No somos tan pendejos, pero seguro que habrá alguno que hayan agarrado así, haciéndolo creer que iba a una fiesta. Porque, para fiestas, las de Santiago: mes y medio en medio de cervezas, música, comidas y presumición, afinando la fachosera de ser más que los demás. Y estamos tan organizados para festejarlo que desde hace dos años ya lo celebramos doble: la octava, que siempre hemos festejado, y ahora el mero día, el 25 de julio. Así que podemos estar en fandango mes y medio entre entregas de presentes, la mera fiesta y la entrega de los cargos; aparte que el Santiago casi se junta con las celebraciones de la Virgen del Carmen. Mes y medio. No creo que nos gane otro pueblo para celebrar a nuestro Señor Santiago, el mata-moros, el que anda a caballo y trae machete. No sé cómo dicen que somos desorganizados.
Peleaba a la boca el otro día uno de Huehuetán y decía que los costeños somos malos para organizarnos, y algunos que estaban con él le daban la razón: somos pésimos para ponernos de acuerdos y hacer cosas buenas o para el progreso o el desarrollo. “Tonteras —les contra-respondió uno—, puras tonteras. Cuando quisieron quemar el cuerpo de la Mula Bronca, estando tendido en su casa, y llegó la judicial a llevárselo, entrando de sorpresa al pueblo, todo mundo se armó y corrieron a impedirlo, y no se lo llevaron, y se sacó a la judicial del pueblo, así, rapidito, sin pensarlo ni pararse a ponerse de acuerdo. Eso es organización”.
En efecto, para cosas así somos buenos. Si queremos ir a un pleito o a chingar a otro, fácilmente nos ponemos de acuerdo y lo hacemos. Ahí está de ejemplo el cholaje, los cholos, esos vatos que se organizan en gangas como antes sus antepasados se organizaron en barrios, en brosas, en gavillas, en cuadrillas, en palenques, para defenderse, para chingarse a los otros, a los enemigos, a los extraños, a los contrarios.

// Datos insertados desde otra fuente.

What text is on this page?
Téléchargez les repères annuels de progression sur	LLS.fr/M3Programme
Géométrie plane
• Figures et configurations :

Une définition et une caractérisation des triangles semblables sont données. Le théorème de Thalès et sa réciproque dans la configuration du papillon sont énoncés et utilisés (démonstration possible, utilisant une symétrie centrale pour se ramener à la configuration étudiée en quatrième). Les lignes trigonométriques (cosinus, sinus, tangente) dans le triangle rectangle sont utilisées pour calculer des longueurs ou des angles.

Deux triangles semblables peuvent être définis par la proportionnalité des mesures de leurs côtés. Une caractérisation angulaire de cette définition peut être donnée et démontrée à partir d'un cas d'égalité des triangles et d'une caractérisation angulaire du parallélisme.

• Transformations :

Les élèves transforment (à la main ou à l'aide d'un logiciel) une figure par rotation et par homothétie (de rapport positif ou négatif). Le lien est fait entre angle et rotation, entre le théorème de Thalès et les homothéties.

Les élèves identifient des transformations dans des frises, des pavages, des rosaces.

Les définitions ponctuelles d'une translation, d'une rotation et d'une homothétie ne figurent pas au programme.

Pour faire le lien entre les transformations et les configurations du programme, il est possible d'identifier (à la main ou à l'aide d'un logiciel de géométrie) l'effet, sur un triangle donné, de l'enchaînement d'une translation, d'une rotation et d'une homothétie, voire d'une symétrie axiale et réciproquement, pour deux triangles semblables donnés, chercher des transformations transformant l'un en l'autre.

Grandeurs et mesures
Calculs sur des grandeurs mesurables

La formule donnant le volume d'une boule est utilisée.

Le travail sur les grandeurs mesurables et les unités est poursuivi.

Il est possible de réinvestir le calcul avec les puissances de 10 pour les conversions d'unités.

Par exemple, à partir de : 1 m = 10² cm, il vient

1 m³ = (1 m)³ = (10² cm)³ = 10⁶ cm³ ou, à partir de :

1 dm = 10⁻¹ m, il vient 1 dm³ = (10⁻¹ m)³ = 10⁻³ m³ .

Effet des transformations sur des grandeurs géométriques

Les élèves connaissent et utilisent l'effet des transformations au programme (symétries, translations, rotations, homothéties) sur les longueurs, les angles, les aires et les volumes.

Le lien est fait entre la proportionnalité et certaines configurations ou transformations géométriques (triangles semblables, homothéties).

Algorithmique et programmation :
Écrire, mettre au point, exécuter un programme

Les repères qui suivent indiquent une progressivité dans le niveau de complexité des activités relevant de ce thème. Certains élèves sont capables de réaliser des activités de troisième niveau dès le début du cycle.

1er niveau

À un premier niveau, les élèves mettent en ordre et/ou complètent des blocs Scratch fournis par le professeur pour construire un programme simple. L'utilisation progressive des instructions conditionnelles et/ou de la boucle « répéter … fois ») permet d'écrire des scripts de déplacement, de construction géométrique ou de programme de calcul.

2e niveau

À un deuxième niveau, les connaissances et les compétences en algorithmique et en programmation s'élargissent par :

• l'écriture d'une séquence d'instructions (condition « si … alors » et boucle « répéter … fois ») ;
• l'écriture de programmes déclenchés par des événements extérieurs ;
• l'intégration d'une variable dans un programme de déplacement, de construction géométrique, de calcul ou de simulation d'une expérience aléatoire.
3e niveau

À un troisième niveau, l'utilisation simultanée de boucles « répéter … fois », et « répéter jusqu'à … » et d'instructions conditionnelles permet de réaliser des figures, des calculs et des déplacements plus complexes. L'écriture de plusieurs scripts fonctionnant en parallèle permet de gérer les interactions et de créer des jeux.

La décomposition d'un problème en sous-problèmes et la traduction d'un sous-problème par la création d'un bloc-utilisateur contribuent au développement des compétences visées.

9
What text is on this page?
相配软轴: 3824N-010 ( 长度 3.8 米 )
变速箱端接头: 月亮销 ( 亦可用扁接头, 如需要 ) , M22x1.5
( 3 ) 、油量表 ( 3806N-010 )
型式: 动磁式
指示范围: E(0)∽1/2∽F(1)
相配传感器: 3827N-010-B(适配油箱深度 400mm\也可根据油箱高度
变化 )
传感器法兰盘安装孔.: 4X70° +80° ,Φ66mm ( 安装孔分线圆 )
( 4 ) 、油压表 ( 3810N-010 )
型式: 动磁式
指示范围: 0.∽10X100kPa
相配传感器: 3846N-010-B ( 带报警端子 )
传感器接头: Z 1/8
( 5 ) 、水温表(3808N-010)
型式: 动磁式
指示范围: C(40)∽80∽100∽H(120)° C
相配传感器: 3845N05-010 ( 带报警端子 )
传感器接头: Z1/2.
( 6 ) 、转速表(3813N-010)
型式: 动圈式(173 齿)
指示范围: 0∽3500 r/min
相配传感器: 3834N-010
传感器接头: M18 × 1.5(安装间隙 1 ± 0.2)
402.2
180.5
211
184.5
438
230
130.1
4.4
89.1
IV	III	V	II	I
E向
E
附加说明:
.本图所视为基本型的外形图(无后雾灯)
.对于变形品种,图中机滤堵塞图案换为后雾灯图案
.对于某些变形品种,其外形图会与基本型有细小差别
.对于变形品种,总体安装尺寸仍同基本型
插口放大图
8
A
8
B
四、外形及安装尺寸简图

Ahora vemos cómo los jóvenes pelean entre ellos, continúan esa tradición, siguen por ese camino, entrenándose, aun a riesgo de matar o matarse, y no porque hayan aprendido en el Norte a golpearse, a disputar, a reñir, sino porque así somos, así hemos sido, así estamos siendo, afectos a demostrar que no somos menos que otro, aficionados a las competencias, como con las peleas de gallos, donde se invierte tiempo y dinero y pasión para tener al mejor, al que siempre gane, aunque sepamos que nunca nadie gana siempre, pero ese placer no nos los quita nadie, aunque hayamos perdido lo poco o mucho que tengamos.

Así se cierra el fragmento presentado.